Drape suits are a British variation of the three-piece suit introduced in the 1930s, in which the cut is full and "drapes". It is also known as the blade cut or London cut. The design of the athletic aesthetic of the drape suit is attributed to the London tailor Frederick Scholte.

The new suit cut was softer and more flexible in construction than the suits of the previous generation; extra fabric in the shoulder and armscye, light padding, a slightly nipped waist, and fuller sleeves tapered at the wrist resulted in a cut with folds, or "drapes," front and back that created the illusion of the broad-shoulders and tight-waist "V" figure of the very fit.

==Historical background==
Most changes in menswear occur slowly and subtly, until the shift becomes noticeably different. This noticeably different change occurs some time after the transition had begun. In comparison, changes in women's fashions are fast and each alteration noticeable almost immediately as it occurs. English tailoring remained the norm in leading men's fashions with a heavy influence of sportswear.

==1920s–1930s==
Introduced in the late 1920s, the athletic silhouette in suits "gradually and subtly refined into the drape cut". The athletic cut was more comfortable and less fitted to allow for movement. Previously, they were considered informal and not suitable for everyday dress on the streets. During the early 1900s, there was a shift of attitudes, and the clothes that were considered informal or for sports were being worn on the streets and were considered acceptable wear. The English drape suit became popular by the late 1930s. Edward VIII often wore the drape cut and in doing so helped to spread its popularity to America.

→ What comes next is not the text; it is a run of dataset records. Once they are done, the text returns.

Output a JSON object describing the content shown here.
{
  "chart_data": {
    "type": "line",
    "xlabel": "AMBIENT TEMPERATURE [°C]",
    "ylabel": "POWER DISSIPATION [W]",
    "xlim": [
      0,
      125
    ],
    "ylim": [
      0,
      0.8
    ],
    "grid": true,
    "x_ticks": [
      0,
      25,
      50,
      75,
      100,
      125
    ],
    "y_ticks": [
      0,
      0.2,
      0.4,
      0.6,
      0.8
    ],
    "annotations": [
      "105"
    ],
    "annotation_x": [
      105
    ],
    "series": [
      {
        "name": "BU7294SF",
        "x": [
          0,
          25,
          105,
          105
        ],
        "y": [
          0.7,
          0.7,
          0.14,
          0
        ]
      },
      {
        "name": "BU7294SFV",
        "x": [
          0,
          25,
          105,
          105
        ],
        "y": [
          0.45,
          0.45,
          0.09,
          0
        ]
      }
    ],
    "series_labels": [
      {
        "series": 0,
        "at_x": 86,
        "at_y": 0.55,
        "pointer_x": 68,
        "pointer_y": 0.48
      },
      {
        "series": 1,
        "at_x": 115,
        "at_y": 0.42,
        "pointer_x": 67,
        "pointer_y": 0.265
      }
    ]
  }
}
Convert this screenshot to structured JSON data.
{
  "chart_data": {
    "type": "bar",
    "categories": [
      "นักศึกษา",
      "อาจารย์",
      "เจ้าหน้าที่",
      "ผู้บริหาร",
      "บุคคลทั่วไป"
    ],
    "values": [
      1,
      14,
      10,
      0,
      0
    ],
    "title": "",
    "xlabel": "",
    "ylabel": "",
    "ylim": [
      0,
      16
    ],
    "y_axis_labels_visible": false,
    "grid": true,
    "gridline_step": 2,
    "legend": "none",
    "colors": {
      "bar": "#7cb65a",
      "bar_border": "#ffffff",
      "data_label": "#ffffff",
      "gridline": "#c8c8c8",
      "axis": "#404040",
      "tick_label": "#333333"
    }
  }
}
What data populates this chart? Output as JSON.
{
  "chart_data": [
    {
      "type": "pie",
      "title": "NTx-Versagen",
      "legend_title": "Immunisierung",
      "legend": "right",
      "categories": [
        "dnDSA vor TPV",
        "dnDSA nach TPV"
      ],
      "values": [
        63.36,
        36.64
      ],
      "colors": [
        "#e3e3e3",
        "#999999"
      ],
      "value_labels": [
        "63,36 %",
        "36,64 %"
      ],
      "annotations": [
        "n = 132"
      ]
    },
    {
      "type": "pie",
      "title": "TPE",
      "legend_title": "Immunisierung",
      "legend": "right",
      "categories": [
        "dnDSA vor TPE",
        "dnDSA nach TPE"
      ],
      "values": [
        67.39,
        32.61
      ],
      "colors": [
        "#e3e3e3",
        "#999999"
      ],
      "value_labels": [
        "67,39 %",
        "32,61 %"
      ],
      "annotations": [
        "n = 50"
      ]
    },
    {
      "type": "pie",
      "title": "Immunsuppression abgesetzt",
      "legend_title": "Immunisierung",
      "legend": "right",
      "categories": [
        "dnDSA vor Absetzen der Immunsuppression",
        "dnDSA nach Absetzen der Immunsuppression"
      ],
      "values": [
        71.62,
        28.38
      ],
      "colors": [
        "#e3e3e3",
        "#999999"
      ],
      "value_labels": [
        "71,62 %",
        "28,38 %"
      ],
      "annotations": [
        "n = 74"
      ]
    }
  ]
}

Frederick Scholte's distinctive V-shaped suit was developed through "discreet horizontal drapes narrowed across the shoulder blades from the roomy armholes down to the raised waistline". This shape resembled a 'V', which was caused by the broad shoulders that narrowed to a tucked in waistline, which smoothed over the hips as opposed to flaring back out (like the tail coat or the frock coat that preceded it). The shoulders were not padded, looking natural, broad and masculine. The drape suit was a more comfortable, athletic alternative to the slim suits of the preceding war years and their restrictions. It had more fabric through the shoulders and chest, causing a slight drape or wrinkle. Like other suit jackets, this style could be made single or double-breasted. The pants were also cut fuller "with pleated fronts and wide legs that tapered slightly to the ankle".

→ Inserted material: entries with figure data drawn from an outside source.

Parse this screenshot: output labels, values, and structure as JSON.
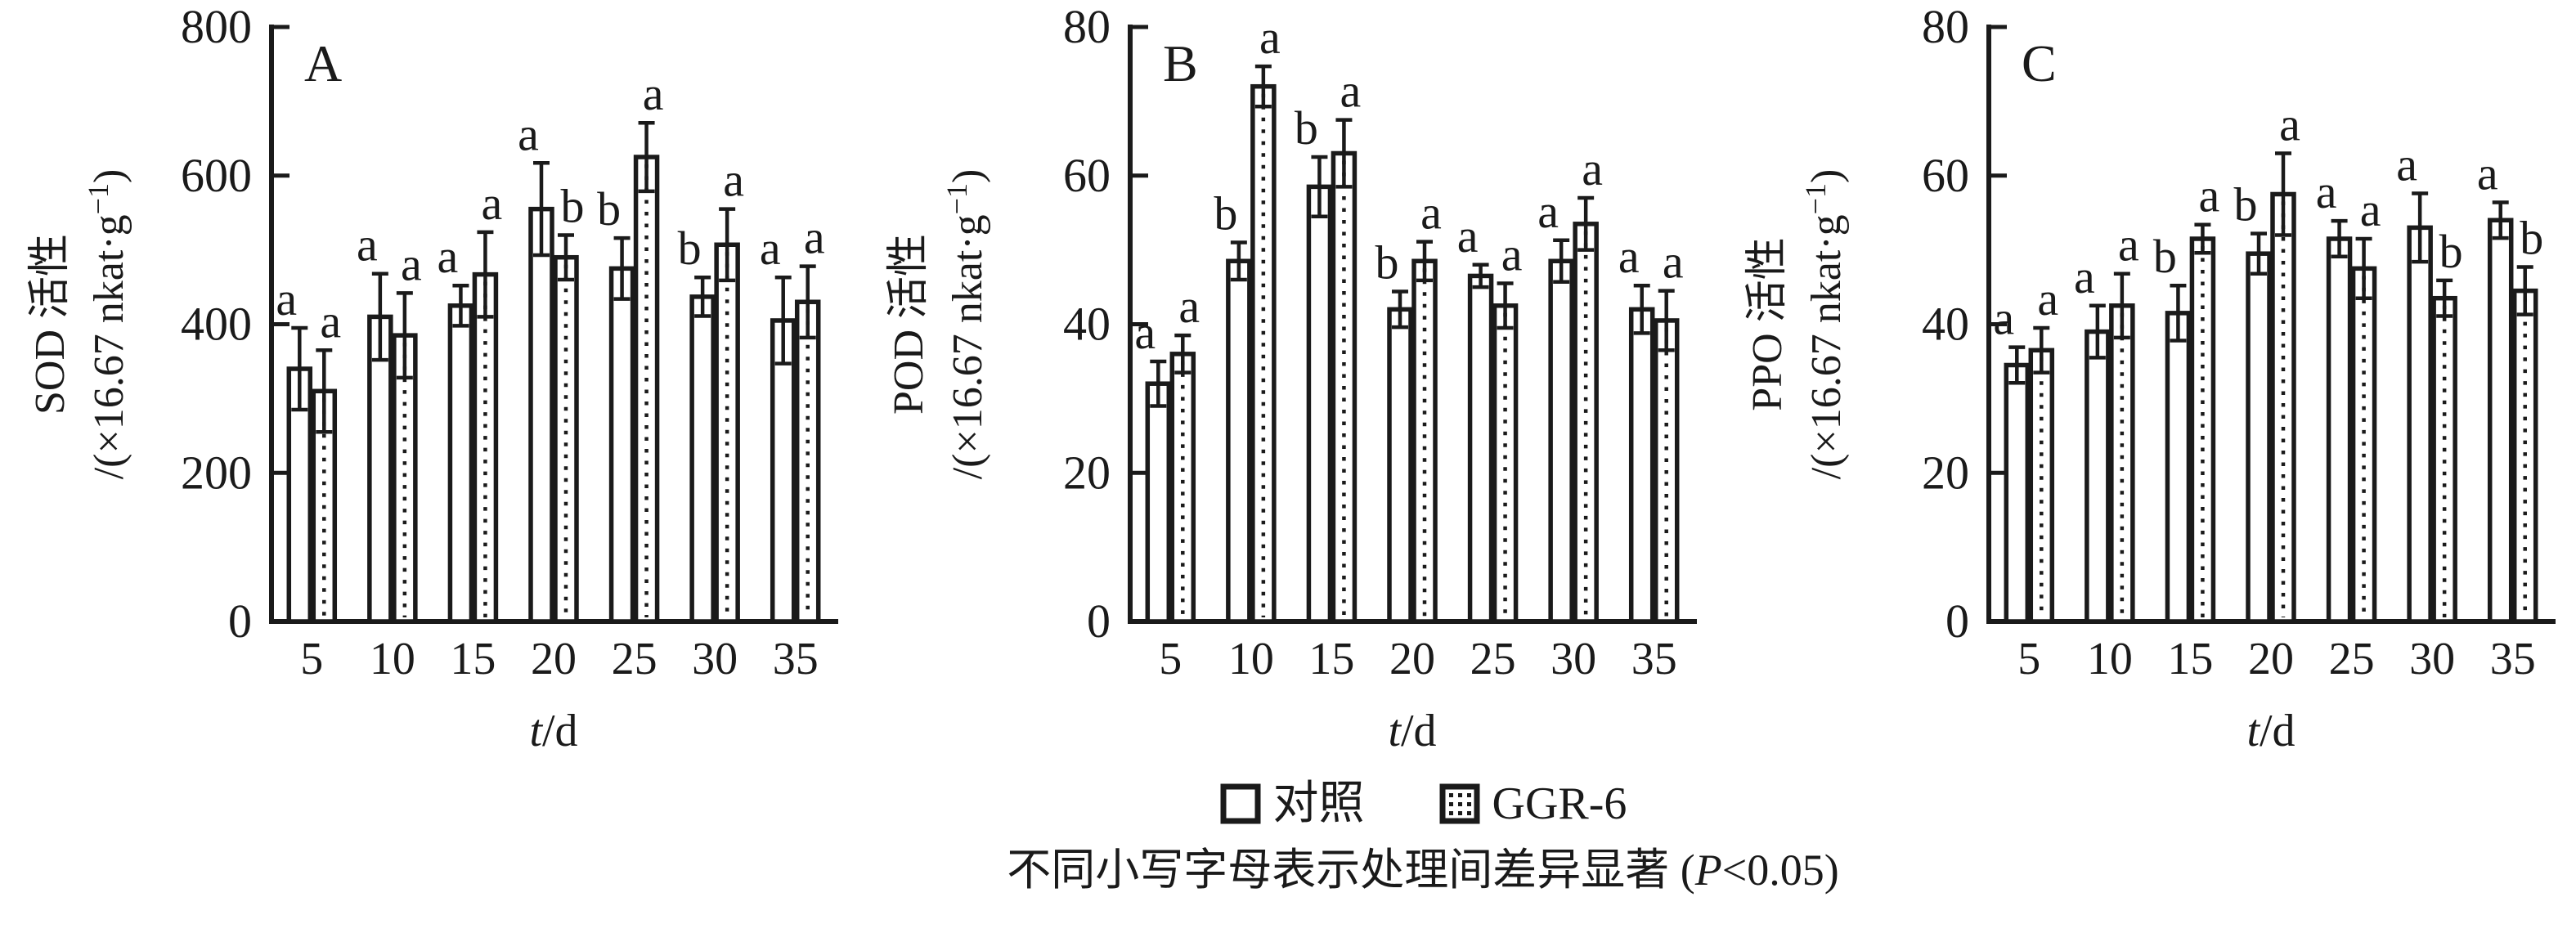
{
  "colors": {
    "ink": "#1a1a1a",
    "background": "#ffffff"
  },
  "legend": {
    "items": [
      {
        "label": "对照",
        "swatch": "open"
      },
      {
        "label": "GGR-6",
        "swatch": "dotted"
      }
    ]
  },
  "caption": {
    "prefix": "不同小写字母表示处理间差异显著 (",
    "italic_p": "P",
    "suffix": "<0.05)"
  },
  "chart_data": [
    {
      "type": "bar",
      "panel_label": "A",
      "ylabel_line1": "SOD 活性",
      "ylabel_unit_pre": "/(×16.67 nkat·g",
      "ylabel_unit_sup": "−1",
      "ylabel_unit_post": ")",
      "xlabel_var": "t",
      "xlabel_unit": "/d",
      "ylim": [
        0,
        800
      ],
      "yticks": [
        0,
        200,
        400,
        600,
        800
      ],
      "categories": [
        "5",
        "10",
        "15",
        "20",
        "25",
        "30",
        "35"
      ],
      "grid": false,
      "legend_position": "bottom",
      "series": [
        {
          "name": "对照",
          "fill": "open",
          "values": [
            340,
            410,
            425,
            555,
            475,
            437,
            405
          ],
          "errors": [
            55,
            58,
            27,
            62,
            41,
            26,
            58
          ],
          "letters": [
            "a",
            "a",
            "a",
            "a",
            "b",
            "b",
            "a"
          ]
        },
        {
          "name": "GGR-6",
          "fill": "dotted",
          "values": [
            310,
            385,
            467,
            490,
            625,
            507,
            430
          ],
          "errors": [
            55,
            57,
            57,
            30,
            46,
            48,
            48
          ],
          "letters": [
            "a",
            "a",
            "a",
            "b",
            "a",
            "a",
            "a"
          ]
        }
      ]
    },
    {
      "type": "bar",
      "panel_label": "B",
      "ylabel_line1": "POD 活性",
      "ylabel_unit_pre": "/(×16.67 nkat·g",
      "ylabel_unit_sup": "−1",
      "ylabel_unit_post": ")",
      "xlabel_var": "t",
      "xlabel_unit": "/d",
      "ylim": [
        0,
        80
      ],
      "yticks": [
        0,
        20,
        40,
        60,
        80
      ],
      "categories": [
        "5",
        "10",
        "15",
        "20",
        "25",
        "30",
        "35"
      ],
      "grid": false,
      "legend_position": "bottom",
      "series": [
        {
          "name": "对照",
          "fill": "open",
          "values": [
            32,
            48.5,
            58.5,
            42,
            46.5,
            48.5,
            42
          ],
          "errors": [
            3,
            2.5,
            4,
            2.4,
            1.5,
            2.8,
            3.2
          ],
          "letters": [
            "a",
            "b",
            "b",
            "b",
            "a",
            "a",
            "a"
          ]
        },
        {
          "name": "GGR-6",
          "fill": "dotted",
          "values": [
            36,
            72,
            63,
            48.5,
            42.5,
            53.5,
            40.5
          ],
          "errors": [
            2.5,
            2.7,
            4.5,
            2.6,
            3,
            3.5,
            4
          ],
          "letters": [
            "a",
            "a",
            "a",
            "a",
            "a",
            "a",
            "a"
          ]
        }
      ]
    },
    {
      "type": "bar",
      "panel_label": "C",
      "ylabel_line1": "PPO 活性",
      "ylabel_unit_pre": "/(×16.67 nkat·g",
      "ylabel_unit_sup": "−1",
      "ylabel_unit_post": ")",
      "xlabel_var": "t",
      "xlabel_unit": "/d",
      "ylim": [
        0,
        80
      ],
      "yticks": [
        0,
        20,
        40,
        60,
        80
      ],
      "categories": [
        "5",
        "10",
        "15",
        "20",
        "25",
        "30",
        "35"
      ],
      "grid": false,
      "legend_position": "bottom",
      "series": [
        {
          "name": "对照",
          "fill": "open",
          "values": [
            34.5,
            39,
            41.5,
            49.5,
            51.5,
            53,
            54
          ],
          "errors": [
            2.4,
            3.5,
            3.7,
            2.7,
            2.4,
            4.6,
            2.4
          ],
          "letters": [
            "a",
            "a",
            "b",
            "b",
            "a",
            "a",
            "a"
          ]
        },
        {
          "name": "GGR-6",
          "fill": "dotted",
          "values": [
            36.5,
            42.5,
            51.5,
            57.5,
            47.5,
            43.5,
            44.5
          ],
          "errors": [
            3,
            4.3,
            1.9,
            5.5,
            4,
            2.4,
            3.2
          ],
          "letters": [
            "a",
            "a",
            "a",
            "a",
            "a",
            "b",
            "b"
          ]
        }
      ]
    }
  ]
}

==Variations: American drape suit versus British drape suit==
The main difference between American and British versions of the drape suit was in the treatment of the sleeve-head at the shoulderline. The American version had a "smooth roll of sleeve fabric where it was stitched into the armscye" whereas the English version had "tiny puckers from stitch tucks". In addition, the American drape suit has a very tapered waist that helps to exaggerate the bulk in the chest and shoulders, and causes the skirt line to appear flared. In comparison, the English version has a less tapered waist with a straight skirt line.

==Drape suit in the mid-20th century ==
By the mid-1930s, "two subtle changes added a touch of modernity to the athletic suit style". The first modification was the alteration of the peaked lapel, which became wider and angled more upwards. This added more fullness and width to the 'masculine' chest. The second modification was the alteration of the sleeve armholes to become more narrow and raised. This added more fullness and width for a 'masculine' impact in the broadness of the shoulders and narrow waist.

The drape suit remained popular during World War II, being a familiar and stable piece during uncertain times. A man's shoulders remained broad, fluid and natural; his chest appeared full and muscular "with the deeply rolled lapels"; "his waist and hips were made trim with the raised coat waistline and ventless skirt".

In the 1950s, men's fashions followed the trend of women's. With Christian Dior's New Look for women, came the Bold Look and Continental Cut for men. The Bold Look was the continuation of the English drape cut with greater emphasis on the coordination of the suit with its accessories and shirt. It continued to have broad shoulders with a slightly nipped in waist and a double-breasted suit jacket. This cut was anchored in the WWII version, without the war restrictions.

==Late 20th century==
In the 1974 film The Great Gatsby, the drape suit of the 1920s and 1930s was revisited. The suit was modernized with the use of synthetic fabrics and a more modern construction.

Recently, Michael Anton, author of The Suit, has advocated for the return of the drape suit. The American Zoot suit is an extreme exaggeration of excess fabric.